Have you ever noticed how many ‘rules’ we have in our lives? Rules at work. At home. When with family. Out in public. And, the ones we are likely to have forgotten about or not have much awareness of—the ones inside our own heads.
These are the ones that can cause us the most pain and frustration, without us even realising it. If you’re wondering why you’re not reaching that goal you set yourself, or why you keep skipping the gym, it’s highly likely there’s some buried rules at play here that are tangling you up. Yet if you never consider what they are, they’ll keep playing mischief and you’ll keep beating yourself up for not getting up at 5am.
The simplest way I can think about rules is this:
- Something happens
- We create some sort of meaning to the ‘event’
- From that point onwards we operate by a ‘rule’ to ensure we always feel ‘good’ (safe) in those similar moments
Or, here’s an example:
- I got my first A+ at school. Mum and Dad looked so happy and hugged me lots. We ate ice-cream.

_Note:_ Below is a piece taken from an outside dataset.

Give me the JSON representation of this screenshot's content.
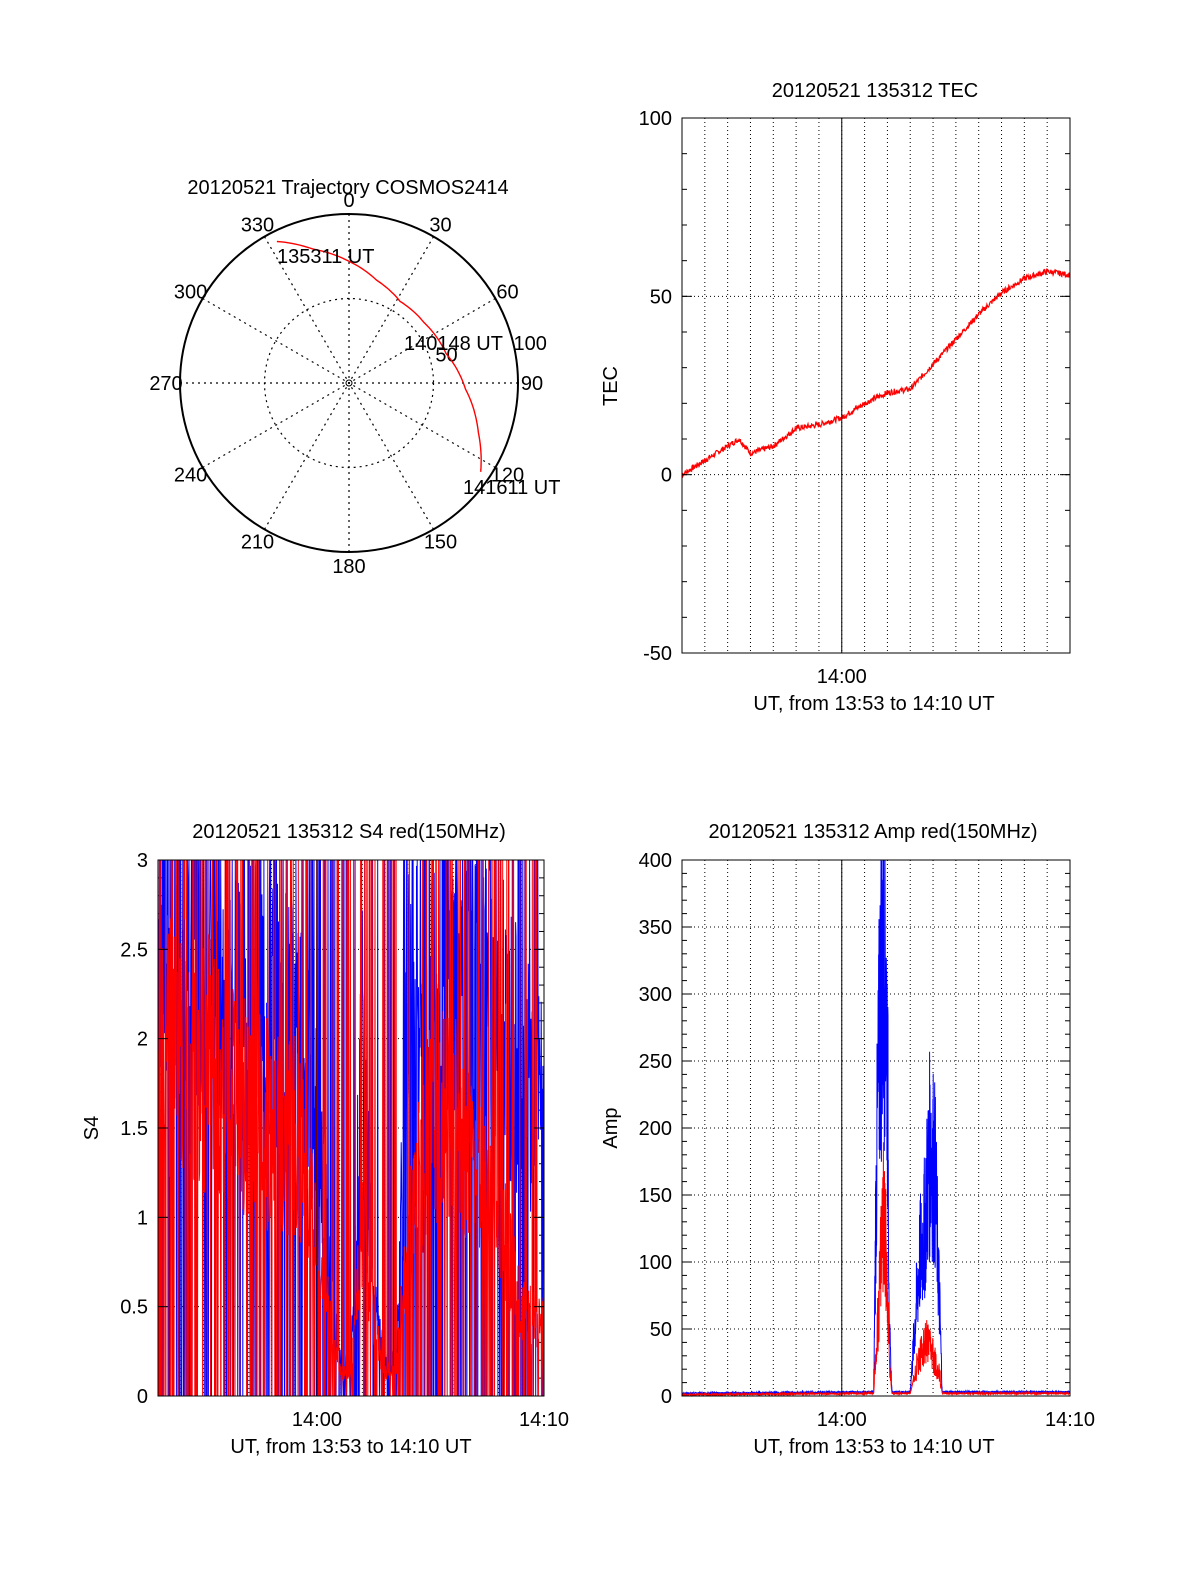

- When I get an A+ (when I do ‘well’) I get rewarded. With ice-cream. And with LOVE.
- Rule: “I must do well to receive love”.
The rule becomes so unconscious and so automatic that we don’t even realise that our actions continue to operate according to the rule. And yes at the time perhaps that rule was really supportive. It got us to where we needed to be. It helped us feel safe. It was constructive.

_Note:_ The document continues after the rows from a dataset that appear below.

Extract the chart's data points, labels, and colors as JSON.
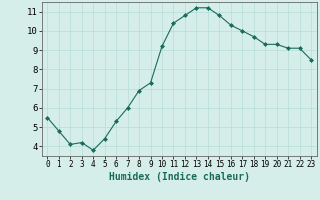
{
  "x": [
    0,
    1,
    2,
    3,
    4,
    5,
    6,
    7,
    8,
    9,
    10,
    11,
    12,
    13,
    14,
    15,
    16,
    17,
    18,
    19,
    20,
    21,
    22,
    23
  ],
  "y": [
    5.5,
    4.8,
    4.1,
    4.2,
    3.8,
    4.4,
    5.3,
    6.0,
    6.9,
    7.3,
    9.2,
    10.4,
    10.8,
    11.2,
    11.2,
    10.8,
    10.3,
    10.0,
    9.7,
    9.3,
    9.3,
    9.1,
    9.1,
    8.5
  ],
  "xlabel": "Humidex (Indice chaleur)",
  "bg_color": "#d5eeea",
  "line_color": "#1a6b5a",
  "marker_color": "#1a6b5a",
  "grid_color_major": "#b8ddd7",
  "grid_color_minor": "#cce8e4",
  "xlim": [
    -0.5,
    23.5
  ],
  "ylim": [
    3.5,
    11.5
  ],
  "yticks": [
    4,
    5,
    6,
    7,
    8,
    9,
    10,
    11
  ],
  "xticks": [
    0,
    1,
    2,
    3,
    4,
    5,
    6,
    7,
    8,
    9,
    10,
    11,
    12,
    13,
    14,
    15,
    16,
    17,
    18,
    19,
    20,
    21,
    22,
    23
  ]
}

Except, we never reconsidered it and whether it was still ‘working’ years later. Years later after plenty more life events. And now you feel stuck. Frustrated with your results. You keep burning yourself out. And you don’t know why you just can’t get to the gym after work.

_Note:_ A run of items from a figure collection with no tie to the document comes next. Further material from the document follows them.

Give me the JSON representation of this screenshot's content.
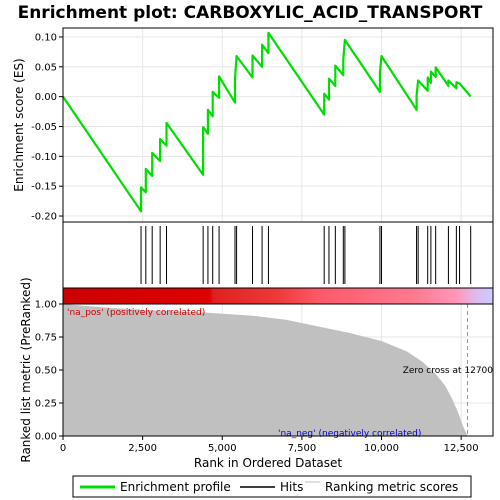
{
  "chart_data": {
    "type": "line",
    "title": "Enrichment plot: CARBOXYLIC_ACID_TRANSPORT",
    "xlabel": "Rank in Ordered Dataset",
    "ylabel_top": "Enrichment score (ES)",
    "ylabel_bottom": "Ranked list metric (PreRanked)",
    "xlim": [
      0,
      13500
    ],
    "xticks": [
      "0",
      "2,500",
      "5,000",
      "7,500",
      "10,000",
      "12,500"
    ],
    "xtick_values": [
      0,
      2500,
      5000,
      7500,
      10000,
      12500
    ],
    "es_ylim": [
      -0.21,
      0.115
    ],
    "es_yticks": [
      "-0.20",
      "-0.15",
      "-0.10",
      "-0.05",
      "0.00",
      "0.05",
      "0.10"
    ],
    "es_ytick_values": [
      -0.2,
      -0.15,
      -0.1,
      -0.05,
      0.0,
      0.05,
      0.1
    ],
    "metric_ylim": [
      0,
      1.0
    ],
    "metric_yticks": [
      "0.00",
      "0.25",
      "0.50",
      "0.75",
      "1.00"
    ],
    "metric_ytick_values": [
      0,
      0.25,
      0.5,
      0.75,
      1.0
    ],
    "hits": [
      2450,
      2600,
      2800,
      3050,
      3250,
      4400,
      4550,
      4700,
      4900,
      5400,
      5450,
      5950,
      6250,
      6450,
      8200,
      8350,
      8550,
      8800,
      8850,
      9950,
      10000,
      11100,
      11150,
      11450,
      11550,
      11700,
      12100,
      12350,
      12450,
      12800
    ],
    "es_points": [
      [
        0,
        0.0
      ],
      [
        2450,
        -0.192
      ],
      [
        2450,
        -0.152
      ],
      [
        2600,
        -0.16
      ],
      [
        2600,
        -0.121
      ],
      [
        2800,
        -0.133
      ],
      [
        2800,
        -0.094
      ],
      [
        3050,
        -0.108
      ],
      [
        3050,
        -0.071
      ],
      [
        3250,
        -0.082
      ],
      [
        3250,
        -0.044
      ],
      [
        4400,
        -0.131
      ],
      [
        4400,
        -0.051
      ],
      [
        4550,
        -0.062
      ],
      [
        4550,
        -0.022
      ],
      [
        4700,
        -0.033
      ],
      [
        4700,
        0.008
      ],
      [
        4900,
        -0.002
      ],
      [
        4900,
        0.034
      ],
      [
        5400,
        -0.01
      ],
      [
        5400,
        0.03
      ],
      [
        5450,
        0.068
      ],
      [
        5950,
        0.032
      ],
      [
        5950,
        0.069
      ],
      [
        6250,
        0.05
      ],
      [
        6250,
        0.087
      ],
      [
        6450,
        0.073
      ],
      [
        6450,
        0.107
      ],
      [
        8200,
        -0.03
      ],
      [
        8200,
        0.005
      ],
      [
        8350,
        -0.005
      ],
      [
        8350,
        0.03
      ],
      [
        8550,
        0.018
      ],
      [
        8550,
        0.052
      ],
      [
        8800,
        0.036
      ],
      [
        8800,
        0.062
      ],
      [
        8850,
        0.095
      ],
      [
        9950,
        0.008
      ],
      [
        9950,
        0.04
      ],
      [
        10000,
        0.068
      ],
      [
        11100,
        -0.022
      ],
      [
        11100,
        0.002
      ],
      [
        11150,
        0.027
      ],
      [
        11450,
        0.01
      ],
      [
        11450,
        0.032
      ],
      [
        11550,
        0.023
      ],
      [
        11550,
        0.042
      ],
      [
        11700,
        0.033
      ],
      [
        11700,
        0.049
      ],
      [
        12100,
        0.018
      ],
      [
        12100,
        0.027
      ],
      [
        12350,
        0.014
      ],
      [
        12350,
        0.024
      ],
      [
        12450,
        0.022
      ],
      [
        12800,
        0.0
      ]
    ],
    "metric_points": [
      [
        0,
        1.0
      ],
      [
        1500,
        0.97
      ],
      [
        3000,
        0.95
      ],
      [
        4500,
        0.935
      ],
      [
        6000,
        0.91
      ],
      [
        7000,
        0.88
      ],
      [
        8000,
        0.83
      ],
      [
        9000,
        0.78
      ],
      [
        10000,
        0.72
      ],
      [
        10800,
        0.64
      ],
      [
        11300,
        0.56
      ],
      [
        11700,
        0.47
      ],
      [
        12000,
        0.38
      ],
      [
        12200,
        0.29
      ],
      [
        12400,
        0.18
      ],
      [
        12550,
        0.08
      ],
      [
        12700,
        0.0
      ]
    ],
    "zero_cross": 12700,
    "annotations": {
      "pos": "'na_pos' (positively correlated)",
      "neg": "'na_neg' (negatively correlated)",
      "zero": "Zero cross at 12700"
    },
    "legend": [
      "Enrichment profile",
      "Hits",
      "Ranking metric scores"
    ],
    "colors": {
      "es_line": "#00dd00",
      "hits": "#000000",
      "metric_fill": "#c0c0c0",
      "pos_text": "#cc0000",
      "neg_text": "#0000cc",
      "zero_line": "#999999"
    }
  }
}
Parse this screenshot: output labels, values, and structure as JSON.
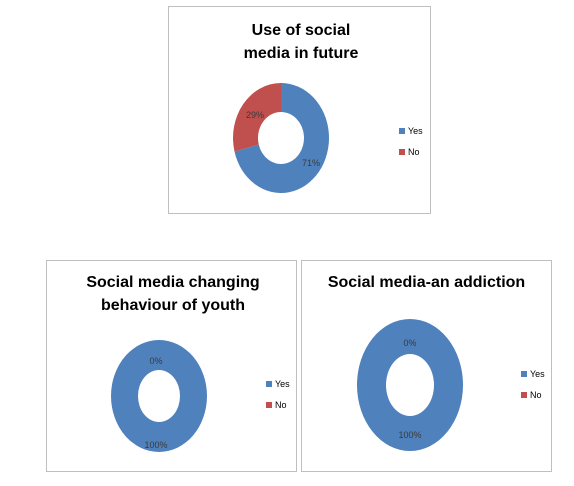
{
  "colors": {
    "yes": "#4F81BD",
    "no": "#C0504D"
  },
  "chart_data": [
    {
      "type": "pie",
      "donut": true,
      "title": "Use of social media in future",
      "categories": [
        "Yes",
        "No"
      ],
      "values": [
        71,
        29
      ],
      "data_labels": [
        "71%",
        "29%"
      ],
      "legend": [
        "Yes",
        "No"
      ],
      "legend_position": "right"
    },
    {
      "type": "pie",
      "donut": true,
      "title": "Social media changing behaviour of youth",
      "categories": [
        "Yes",
        "No"
      ],
      "values": [
        100,
        0
      ],
      "data_labels": [
        "100%",
        "0%"
      ],
      "legend": [
        "Yes",
        "No"
      ],
      "legend_position": "right"
    },
    {
      "type": "pie",
      "donut": true,
      "title": "Social media-an addiction",
      "categories": [
        "Yes",
        "No"
      ],
      "values": [
        100,
        0
      ],
      "data_labels": [
        "100%",
        "0%"
      ],
      "legend": [
        "Yes",
        "No"
      ],
      "legend_position": "right"
    }
  ]
}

These rules become so much a part of the internal fabric of our lives. They’re unwritten because we’re not consciously aware of the dialogue that is going on inside our heads and therefore operating our decision-making machinery.
So you keep going round and round the same loop. You don’t get out of the pattern because you don’t change the rule.
So how would your life be different if you changed some of the rules? What if you evolved and upgraded your rules, the ones that may likely have been set before you even made it to school? We evolve ourselves. We grow. We learn. We upgrade our homes, incomes, diets, clothing. What about our rules?
What if “I must do well to receive love” just wasn’t working anymore and you let it go. You came up with a new rule: “Being me is enough” or “It’s okay to make mistakes” or “I am loved for who I am”. How would this new rule serve you? Support you? Get you out of that loop you keep getting yourself in?
If you’re experiencing resistance in any area of your life, starting to dig around to see what unwritten rules you uncover could just give you the relief you’ve been craving. Simply asking: If I was operating by a rule right now what would it be? And, now that I know that: What could be more supportive in my life right now?